‘Angst mag ons niet verlammen’
Henriette Reker (59), burgemeester van Keulen, zoekt naar verklaringen voor de massale aanrandingen tijdens oudejaarsnacht, en voor de aanslag op haar leven in de herfst.
Waar hebt u oudejaar gevierd?
HENRIETTE REKER: Thuis.
En wanneer hoorde u voor het eerst over de voorvallen bij het station van Keulen?
REKER: Op 2 januari las ik erover in de krant. In een klein artikel stond dat de trappen naar de Dom ’s nachts ontruimd waren. Kennelijk niets om zich overdreven zorgen over te maken. In de late namiddag werd ik gebrieft door de politiechef. Een compleet beeld hadden we pas de volgende dinsdag.

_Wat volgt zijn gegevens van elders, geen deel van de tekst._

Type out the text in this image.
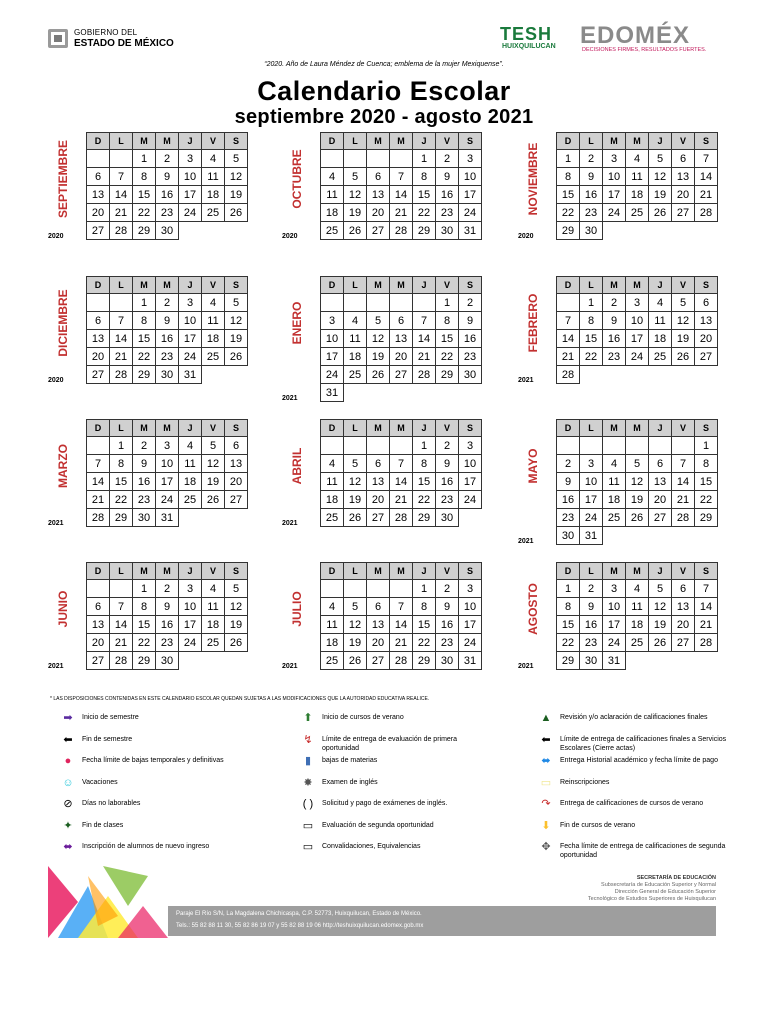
GOBIERNO DEL
ESTADO DE MÉXICO	TESH
HUIXQUILUCAN EDOMÉX
DECISIONES FIRMES, RESULTADOS FUERTES.
“2020. Año de Laura Méndez de Cuenca; emblema de la mujer Mexiquense”.
Calendario Escolar
septiembre 2020 - agosto 2021
SEPTIEMBRE
2020
D	L	M	M	J	V	S
		1	2	3	4	5
6	7	8	9	10	11	12
13	14	15	16	17	18	19
20	21	22	23	24	25	26
27	28	29	30			
OCTUBRE
2020
D	L	M	M	J	V	S
				1	2	3
4	5	6	7	8	9	10
11	12	13	14	15	16	17
18	19	20	21	22	23	24
25	26	27	28	29	30	31
NOVIEMBRE
2020
D	L	M	M	J	V	S
1	2	3	4	5	6	7
8	9	10	11	12	13	14
15	16	17	18	19	20	21
22	23	24	25	26	27	28
29	30					
DICIEMBRE
2020
D	L	M	M	J	V	S
		1	2	3	4	5
6	7	8	9	10	11	12
13	14	15	16	17	18	19
20	21	22	23	24	25	26
27	28	29	30	31		
ENERO
2021
D	L	M	M	J	V	S
					1	2
3	4	5	6	7	8	9
10	11	12	13	14	15	16
17	18	19	20	21	22	23
24	25	26	27	28	29	30
31						
FEBRERO
2021
D	L	M	M	J	V	S
	1	2	3	4	5	6
7	8	9	10	11	12	13
14	15	16	17	18	19	20
21	22	23	24	25	26	27
28						
MARZO
2021
D	L	M	M	J	V	S
	1	2	3	4	5	6
7	8	9	10	11	12	13
14	15	16	17	18	19	20
21	22	23	24	25	26	27
28	29	30	31			
ABRIL
2021
D	L	M	M	J	V	S
				1	2	3
4	5	6	7	8	9	10
11	12	13	14	15	16	17
18	19	20	21	22	23	24
25	26	27	28	29	30	
MAYO
2021
D	L	M	M	J	V	S
						1
2	3	4	5	6	7	8
9	10	11	12	13	14	15
16	17	18	19	20	21	22
23	24	25	26	27	28	29
30	31					
JUNIO
2021
D	L	M	M	J	V	S
		1	2	3	4	5
6	7	8	9	10	11	12
13	14	15	16	17	18	19
20	21	22	23	24	25	26
27	28	29	30			
JULIO
2021
D	L	M	M	J	V	S
				1	2	3
4	5	6	7	8	9	10
11	12	13	14	15	16	17
18	19	20	21	22	23	24
25	26	27	28	29	30	31
AGOSTO
2021
D	L	M	M	J	V	S
1	2	3	4	5	6	7
8	9	10	11	12	13	14
15	16	17	18	19	20	21
22	23	24	25	26	27	28
29	30	31				
* LAS DISPOSICIONES CONTENIDAS EN ESTE CALENDARIO ESCOLAR QUEDAN SUJETAS A LAS MODIFICACIONES QUE LA AUTORIDAD EDUCATIVA REALICE.
➡	Inicio de semestre
⬅	Fin de semestre
●	Fecha límite de bajas temporales y definitivas
☺	Vacaciones
⊘	Días no laborables
✦	Fin de clases
⬌	Inscripción de alumnos de nuevo ingreso
⬆	Inicio de cursos de verano
↯	Límite de entrega de evaluación de primera oportunidad
▮	bajas de materias
✸	Examen de inglés
( )	Solicitud y pago de exámenes de inglés.
▭	Evaluación de segunda oportunidad
▭	Convalidaciones, Equivalencias
▲	Revisión y/o aclaración de calificaciones finales
⬅	Límite de entrega de calificaciones finales a Servicios Escolares (Cierre actas)
⬌	Entrega Historial académico y fecha límite de pago
▭	Reinscripciones
↷	Entrega de calificaciones de cursos de verano
⬇	Fin de cursos de verano
✥	Fecha límite de entrega de calificaciones de segunda oportunidad
Paraje El Río S/N, La Magdalena Chichicaspa, C.P. 52773, Huixquilucan, Estado de México.
Tels.: 55 82 88 11 30, 55 82 86 19 07 y 55 82 88 19 06 http://teshuixquilucan.edomex.gob.mx
SECRETARÍA DE EDUCACIÓN
Subsecretaría de Educación Superior y Normal
Dirección General de Educación Superior
Tecnológico de Estudios Superiores de Huixquilucan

Kunt u verklaren waarom het zo lang duurde vooraleer de omvang van het drama duidelijk werd?
REKER: Nee, volgens de politie kwam dat omdat de aangiftes zo langzaam binnenliepen. Op de dag zelf zijn er maar drie noodoproepen geweest. En, voor zover ik weet, 19 klachten bij de federale politie aan het station.
Hoe kon de politie op nieuwjaarsdag in een persbericht gewagen van een ‘uitgelaten stemming’?

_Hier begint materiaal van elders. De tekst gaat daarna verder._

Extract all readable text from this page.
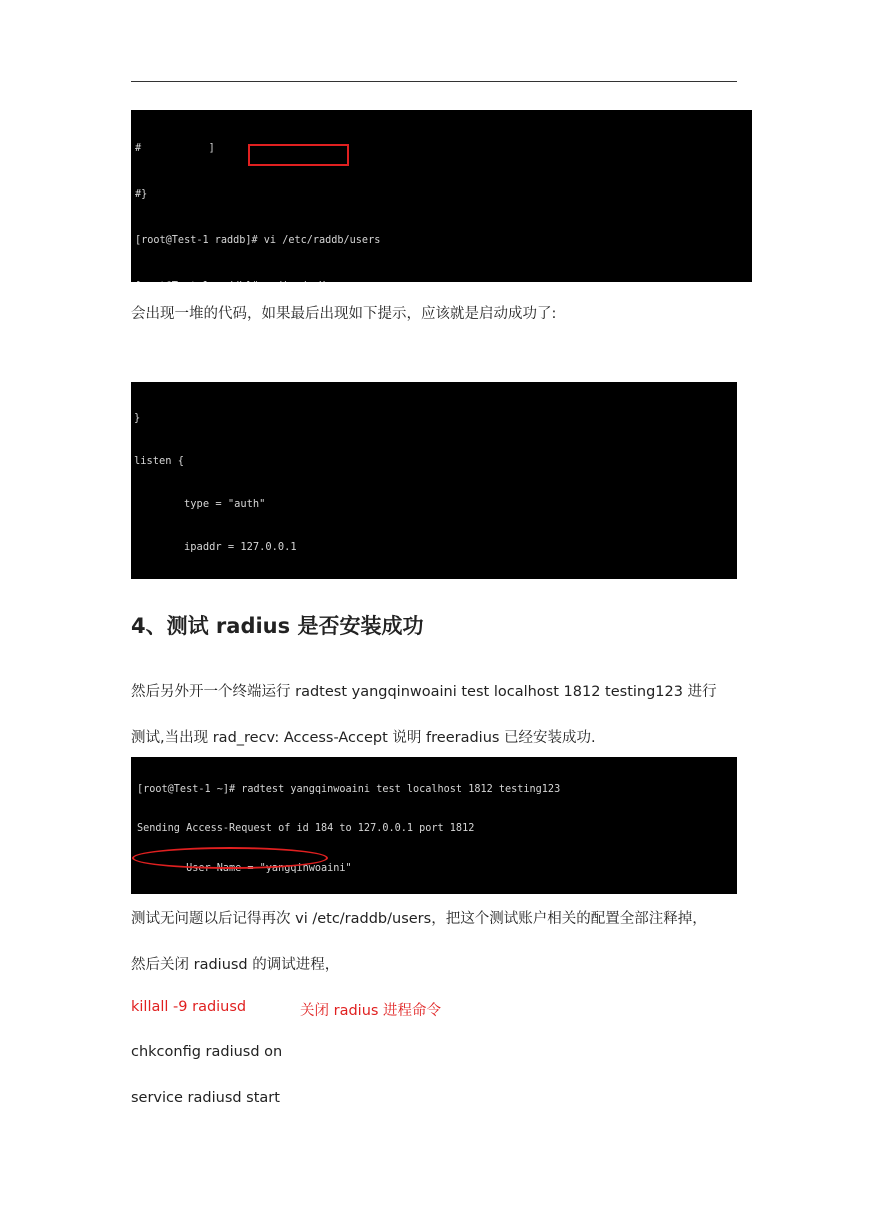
#           ]

#}

[root@Test-1 raddb]# vi /etc/raddb/users

会出现一堆的代码，如果最后出现如下提示，应该就是启动成功了:

}

listen {

type = "auth"

ipaddr = 127.0.0.1

4、测试 radius 是否安装成功
然后另外开一个终端运行 radtest yangqinwoaini test localhost 1812 testing123 进行
测试,当出现 rad_recv: Access-Accept 说明 freeradius 已经安装成功.

[root@Test-1 ~]# radtest yangqinwoaini test localhost 1812 testing123

Sending Access-Request of id 184 to 127.0.0.1 port 1812

User-Name = "yangqinwoaini"

测试无问题以后记得再次 vi /etc/raddb/users，把这个测试账户相关的配置全部注释掉，
然后关闭 radiusd 的调试进程，
killall -9 radiusd	关闭 radius 进程命令
chkconfig radiusd on
service radiusd start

REKER: Dat wil er bij mij niet in.
Heeft de Keulse politie gefaald, zoals de minister van Binnenlandse Zaken beweert?
REKER: Daar ter plekke heeft ze haar opdracht zeker niet vervuld.
Hoe komt dat? Had men uit angst voor terreuraanslagen geen oog meer voor de straatcriminaliteit?
REKER: Ik ben niet van de politie. Maar als er tussen het station en de Dom groepen mensen samenklitten en vrouwen daar spitsroeden moeten lopen, dan moet dat toch opgevallen zijn. In oktober 2014 is daar al eens een grote demonstratie uit de hand gelopen. Het is een kritieke plek, waar duidelijk niet alleen gefeest wordt. Op een dag als oudejaar moet men in de gaten houden wat daar gebeurt.
Zelfs de bondskanselier meldde zich ongewoon snel bij u. Hoe is de uitbrander uit Berlijn aangekomen?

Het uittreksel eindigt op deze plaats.